Referring to CIA efforts to deny Freedom of Information Act (FOIA) requests for previously acknowledged information, the attorney noted that, “[o]ur Glomar fig leaf is getting pretty thin.”  Another CIA attorney noted that the draft “makes the [legal] declaration I just wrote about the secrecy of the interrogation program a work of fiction.”

The reference to the “Glomar fig leaf” related to an argument the CIA was making in ACLU litigation that was pending before Judge Alvin K.  Hellerstein in the Southern District of New York.  In connection with Freedom of Information Act requests we’d filed in October 2003 and June 2004, we were seeking, among other things, three documents we’d learned of from media reports: the Memorandum of Notification (MON) in which President Bush had authorized the CIA to establish black sites overseas, and two memos in which lawyers from the Office of Legal Counsel had concluded that CIA interrogators could lawfully torture prisoners in their custody.  The CIA responded with a “Glomar” response—it argued that the existence or non-existence of the three documents was a properly classified fact. 

I’m not certain, but I think the declaration referenced in the exchange above was this declaration filed by Marilyn A. Dorn, a CIA Information Review Officer.  Dated March 30, 2005, the declaration contends that confirming or denying the existence of the MON and the two legal memos would “cause serious damage to the national security of the United States because confirming the existence or non-existence of records would give our enemies information about specific intelligence methods and activities utilized by the CIA.”

Judge Hellerstein wasn’t entirely persuaded by the declaration—six months after Dorn filed the declaration, he accepted the CIA’s Glomar response with respect to the MON and one of the legal memos but rejected it with respect to the other legal memo.  But, again, the CIA’s position in 2005 was that none of the documents could be acknowledged—let alone publicly disclosed, even in part—without causing “serious damage to the national security.”  Even after it was forced to abandon its Glomar response, the CIA maintained that the MON was so sensitive that even the font of the document was classified.

As the SSCI report makes clear, CIA lawyers didn’t really believe what the agency was saying in its sworn declarations.  They understood that the sworn declarations the agency was filing in federal court were “work[s] of fiction.”  The agency was telling the courts that nothing could be disclosed about its torture program without compromising national security, but at the same time, it was providing quotations and “facts” to the media in order to persuade the public that its activities were lawful, necessary and effective.
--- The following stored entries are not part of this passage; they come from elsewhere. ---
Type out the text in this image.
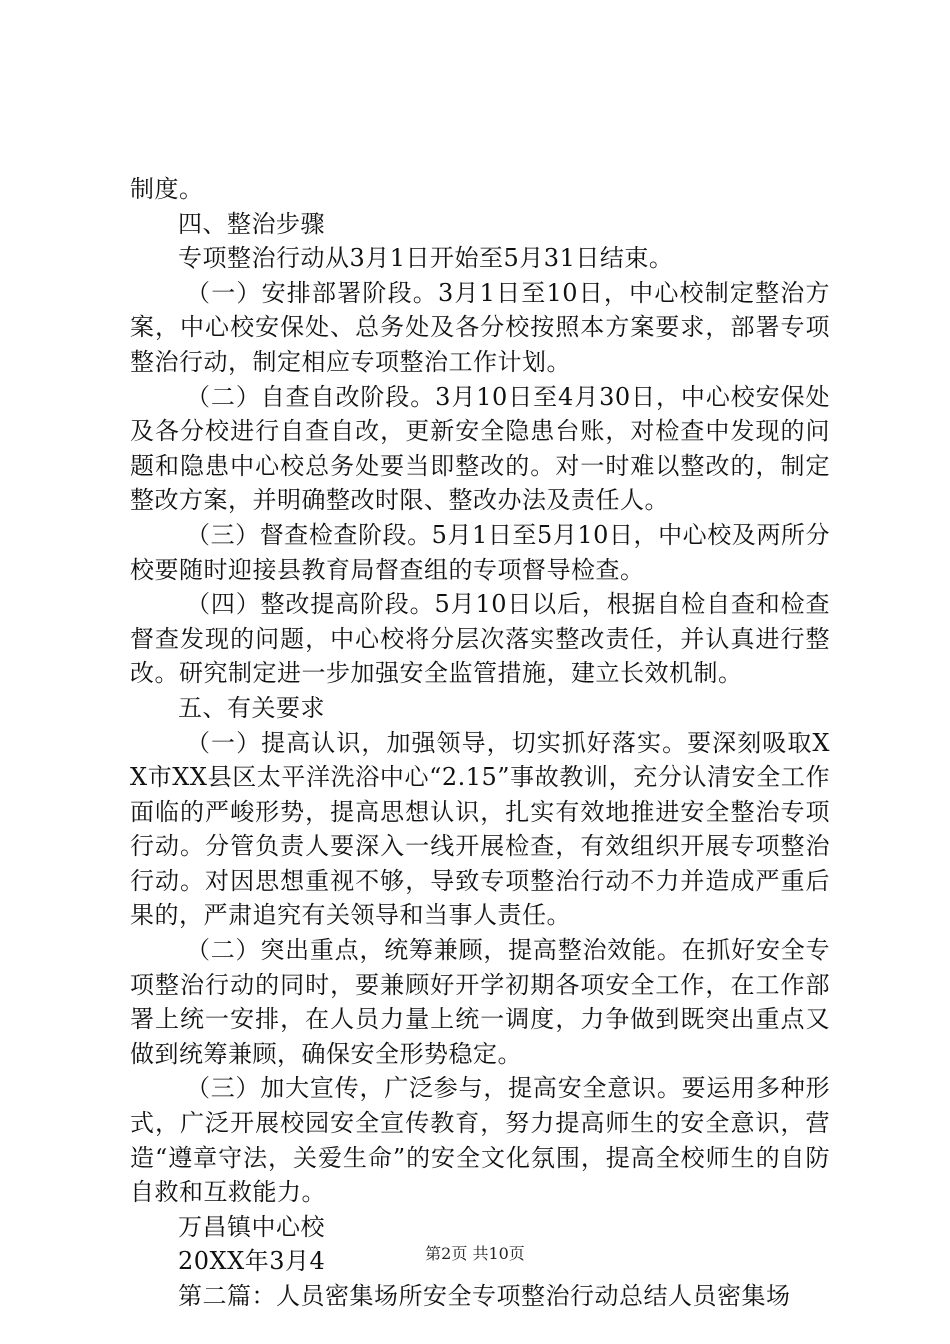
制度。

四、整治步骤

专项整治行动从3月1日开始至5月31日结束。

（一）安排部署阶段。3月1日至10日，中心校制定整治方案，中心校安保处、总务处及各分校按照本方案要求，部署专项整治行动，制定相应专项整治工作计划。

（二）自查自改阶段。3月10日至4月30日，中心校安保处及各分校进行自查自改，更新安全隐患台账，对检查中发现的问题和隐患中心校总务处要当即整改的。对一时难以整改的，制定整改方案，并明确整改时限、整改办法及责任人。

（三）督查检查阶段。5月1日至5月10日，中心校及两所分校要随时迎接县教育局督查组的专项督导检查。

（四）整改提高阶段。5月10日以后，根据自检自查和检查督查发现的问题，中心校将分层次落实整改责任，并认真进行整改。研究制定进一步加强安全监管措施，建立长效机制。

五、有关要求

（一）提高认识，加强领导，切实抓好落实。要深刻吸取XX市XX县区太平洋洗浴中心“2.15”事故教训，充分认清安全工作面临的严峻形势，提高思想认识，扎实有效地推进安全整治专项行动。分管负责人要深入一线开展检查，有效组织开展专项整治行动。对因思想重视不够，导致专项整治行动不力并造成严重后果的，严肃追究有关领导和当事人责任。

（二）突出重点，统筹兼顾，提高整治效能。在抓好安全专项整治行动的同时，要兼顾好开学初期各项安全工作，在工作部署上统一安排，在人员力量上统一调度，力争做到既突出重点又做到统筹兼顾，确保安全形势稳定。

（三）加大宣传，广泛参与，提高安全意识。要运用多种形式，广泛开展校园安全宣传教育，努力提高师生的安全意识，营造“遵章守法，关爱生命”的安全文化氛围，提高全校师生的自防自救和互救能力。

万昌镇中心校

20XX年3月4

第二篇：人员密集场所安全专项整治行动总结人员密集场

第2页 共10页
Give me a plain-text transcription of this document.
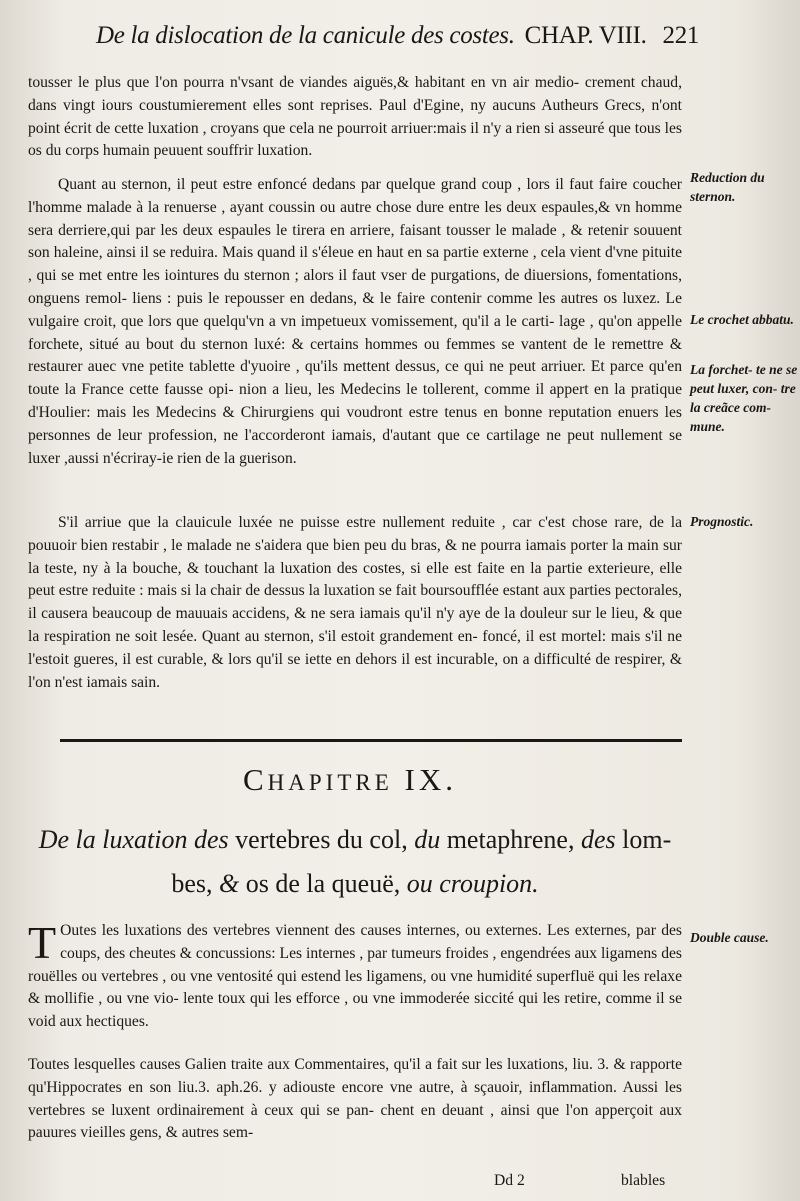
De la dislocation de la canicule des costes. CHAP. VIII. 221

tousser le plus que l'on pourra n'vsant de viandes aiguës,& habitant en vn air medio- crement chaud, dans vingt iours coustumierement elles sont reprises. Paul d'Egine, ny aucuns Autheurs Grecs, n'ont point écrit de cette luxation , croyans que cela ne pourroit arriuer:mais il n'y a rien si asseuré que tous les os du corps humain peuuent souffrir luxation.

Quant au sternon, il peut estre enfoncé dedans par quelque grand coup , lors il faut faire coucher l'homme malade à la renuerse , ayant coussin ou autre chose dure entre les deux espaules,& vn homme sera derriere,qui par les deux espaules le tirera en arriere, faisant tousser le malade , & retenir souuent son haleine, ainsi il se reduira. Mais quand il s'éleue en haut en sa partie externe , cela vient d'vne pituite , qui se met entre les iointures du sternon ; alors il faut vser de purgations, de diuersions, fomentations, onguens remol- liens : puis le repousser en dedans, & le faire contenir comme les autres os luxez. Le vulgaire croit, que lors que quelqu'vn a vn impetueux vomissement, qu'il a le carti- lage , qu'on appelle forchete, situé au bout du sternon luxé: & certains hommes ou femmes se vantent de le remettre & restaurer auec vne petite tablette d'yuoire , qu'ils mettent dessus, ce qui ne peut arriuer. Et parce qu'en toute la France cette fausse opi- nion a lieu, les Medecins le tollerent, comme il appert en la pratique d'Houlier: mais les Medecins & Chirurgiens qui voudront estre tenus en bonne reputation enuers les personnes de leur profession, ne l'accorderont iamais, d'autant que ce cartilage ne peut nullement se luxer ,aussi n'écriray-ie rien de la guerison.

S'il arriue que la clauicule luxée ne puisse estre nullement reduite , car c'est chose rare, de la pouuoir bien restabir , le malade ne s'aidera que bien peu du bras, & ne pourra iamais porter la main sur la teste, ny à la bouche, & touchant la luxation des costes, si elle est faite en la partie exterieure, elle peut estre reduite : mais si la chair de dessus la luxation se fait boursoufflée estant aux parties pectorales, il causera beaucoup de mauuais accidens, & ne sera iamais qu'il n'y aye de la douleur sur le lieu, & que la respiration ne soit lesée. Quant au sternon, s'il estoit grandement en- foncé, il est mortel: mais s'il ne l'estoit gueres, il est curable, & lors qu'il se iette en dehors il est incurable, on a difficulté de respirer, & l'on n'est iamais sain.

CHAPITRE IX.
De la luxation des vertebres du col, du metaphrene, des lom- bes, & os de la queuë, ou croupion.

T Outes les luxations des vertebres viennent des causes internes, ou externes. Les externes, par des coups, des cheutes & concussions: Les internes , par tumeurs froides , engendrées aux ligamens des rouëlles ou vertebres , ou vne ventosité qui estend les ligamens, ou vne humidité superfluë qui les relaxe & mollifie , ou vne vio- lente toux qui les efforce , ou vne immoderée siccité qui les retire, comme il se void aux hectiques.

Toutes lesquelles causes Galien traite aux Commentaires, qu'il a fait sur les luxations, liu. 3. & rapporte qu'Hippocrates en son liu.3. aph.26. y adiouste encore vne autre, à sçauoir, inflammation. Aussi les vertebres se luxent ordinairement à ceux qui se pan- chent en deuant , ainsi que l'on apperçoit aux pauures vieilles gens, & autres sem-

Dd 2	blables
Reduction du sternon.
Le crochet abbatu.
La forchet- te ne se peut luxer, con- tre la creãce com- mune.
Prognostic.
Double cause.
If all of this sounds familiar, it’s because the CIA is now doing precisely the same thing with respect to the targeted-killing program. To the courts, the CIA says that any disclosure about the program will gravely compromise national security.  To the media, it supplies a continuous stream of cherry-picked facts meant to cast the program in the most favorable light.

The SSCI report makes clear that some CIA lawyers were uncomfortable with the chasm between the agency’s representations to the court in the torture FOIA litigation and the agency’s actual conduct.  According to the SSCI, some CIA lawyers “urged that CIA leadership … ‘confront the inconsistency’ between CIA court declarations ‘about how critical it is to keep this information secret’ and the CIA ‘planning to reveal darn near the entire” program.’” Presumably those lawyers were worried about the possibility that a court would sanction the agency’s declarants; perhaps they were also worried about compliance with their own professional obligations. One wonders whether the CIA’s lawyers are worried about the same things today.